We may interpret עֹבֵר as appos.: juvenem amentem, ambulantem, or as the predicate accus.: vidi juvenem ... ambulantem; for that one may so express himself in Hebrew (cf. e.g., Isa 6:1; Dan 8:7), Hitzig unwarrantably denies. The passing over of the part. into the finite, 8b, is like Pro 2:14, Pro 2:17, and that of the inf. Pro 1:27; Pro 2:8. שׁוּק, Arab. suk (dimin. suweiḳa, to separate, from sikkat, street, alley), still means, as in former times, a broad street, a principal street, as well as an open place, a market-place where business is transacted, or according to its etymon: where cattle are driven for sale. On the street he went backwards and forwards, yet so that he kept near to her corner (i.e., of the woman whom he waited for), i.e., he never withdrew himself far from the corner of her house, and always again returned to it. The corner is named, because from that place he could always cast a look over the front of the house to see whether she whom he waited for showed herself. Regarding פִּנָּהּ for פִּנָּתָהּ, vid., at Psa 27:5 : a primary form פֵּן has never been in use; פִּנִּים, Zec 14:10, is plur. of פִּנָּהּ. אֵצֶל (from אָצַל, Arab. wasl, to bind) is, as a substantive, the side (as the place where one thing connects itself with another), and thus as a preposition it means (like juxta from jungere) beside, Ital. allato. דֶּרֶכְוְ is the object. accus., for thus are construed verbs eundi (e.g., Hab 3:12, Num. 30:17, cf. Pro 21:22).

Pro 7:9

The designations of time give the impression of progress to a climax; for Hitzig unwarrantably denies that נֶשֶׁף means the twilight; the Talmud, Berachoth 3b, correctly distinguishes תרי נשׁפי two twilights, the evening and the morning twilight. But the idea is not limited to this narrow sense, and does not need this, since the root-word נָשַׁף (vid., at Isa 40:24) permits the extension of the idea to the whole of the cool half (evening and night) of the entire day; cf. the parallel of the adulterer who veils himself by the darkness of the night and by a mask on his countenance, Job 24:15 with Jer 13:16. However, the first group of synonyms, בְּנֶשֶׁף בְּעֶרֶב יוֹם (with the Cod.
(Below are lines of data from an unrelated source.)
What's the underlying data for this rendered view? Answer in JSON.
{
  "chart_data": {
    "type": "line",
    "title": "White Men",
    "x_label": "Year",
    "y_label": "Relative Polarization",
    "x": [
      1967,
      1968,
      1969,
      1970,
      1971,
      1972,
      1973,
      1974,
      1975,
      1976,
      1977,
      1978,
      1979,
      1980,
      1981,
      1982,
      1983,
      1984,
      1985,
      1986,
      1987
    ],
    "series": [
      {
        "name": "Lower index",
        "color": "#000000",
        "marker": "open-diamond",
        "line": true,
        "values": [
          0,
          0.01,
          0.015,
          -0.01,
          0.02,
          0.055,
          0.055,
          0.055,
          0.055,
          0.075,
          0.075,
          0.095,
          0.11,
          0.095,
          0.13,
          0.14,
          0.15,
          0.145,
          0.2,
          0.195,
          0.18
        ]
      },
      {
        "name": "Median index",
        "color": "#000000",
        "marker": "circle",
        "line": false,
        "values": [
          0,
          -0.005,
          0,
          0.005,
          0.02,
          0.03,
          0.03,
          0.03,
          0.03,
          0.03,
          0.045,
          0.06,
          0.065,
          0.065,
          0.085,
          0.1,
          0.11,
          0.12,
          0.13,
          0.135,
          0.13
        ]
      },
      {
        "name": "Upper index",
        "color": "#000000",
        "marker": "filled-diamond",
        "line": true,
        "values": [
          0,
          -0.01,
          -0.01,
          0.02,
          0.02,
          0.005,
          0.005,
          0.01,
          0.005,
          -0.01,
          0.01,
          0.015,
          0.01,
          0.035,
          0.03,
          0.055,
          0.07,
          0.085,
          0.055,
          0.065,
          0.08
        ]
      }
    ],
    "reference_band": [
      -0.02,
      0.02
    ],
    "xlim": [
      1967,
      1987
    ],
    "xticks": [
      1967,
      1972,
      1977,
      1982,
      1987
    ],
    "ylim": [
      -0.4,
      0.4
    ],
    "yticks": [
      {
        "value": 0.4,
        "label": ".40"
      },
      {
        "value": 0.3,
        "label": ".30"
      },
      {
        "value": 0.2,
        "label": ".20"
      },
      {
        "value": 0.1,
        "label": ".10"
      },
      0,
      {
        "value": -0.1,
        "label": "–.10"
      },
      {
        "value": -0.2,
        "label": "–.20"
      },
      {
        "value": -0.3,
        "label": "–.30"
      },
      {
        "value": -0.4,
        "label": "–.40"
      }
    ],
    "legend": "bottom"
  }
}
Frankf. 1294, to be thus punctuated), as against the second, appears to denote an earlier period of the second half of the day; for if one reads, with Hitzig, בַּעֲרֹב יוֹם (after Jdg 19:9), the meaning remains the same as with בְּעֶרֶב יוֹם, viz., advesperascente die (Jerome), for עָרַב = Arab. gharab, means to go away, and particularly to go under, of the sun, and thus to become evening. He saw the youth in the twilight, as the day had declined (κέκλικεν, Luk 24:29), going backwards and forwards; and when the darkness of night had reached its middle, or its highest point, he was still in his lurking-place. אִישׁוֹן לַיְלָה, apple of the eye of the night, is, like the Pers. dili scheb, heart of the night, the poetic designation of the middle of the night. Gusset incorrectly: crepusculum in quo sicut in oculi pupilla est nigredo sublustris et quasi mistura lucis ac tenebrarum. אישׁון is, as elsewhere לב, particularly the middle; the application to the night was specially suitable, since the apple of the eye is the black part in the white of the eye (Hitzig). It is to be translated according to the accus., in pupilla noctis et caligine (not caliginis); and this was probably the meaning of the poet, for a ב is obviously to be supplied to וַאֲפֵלָה.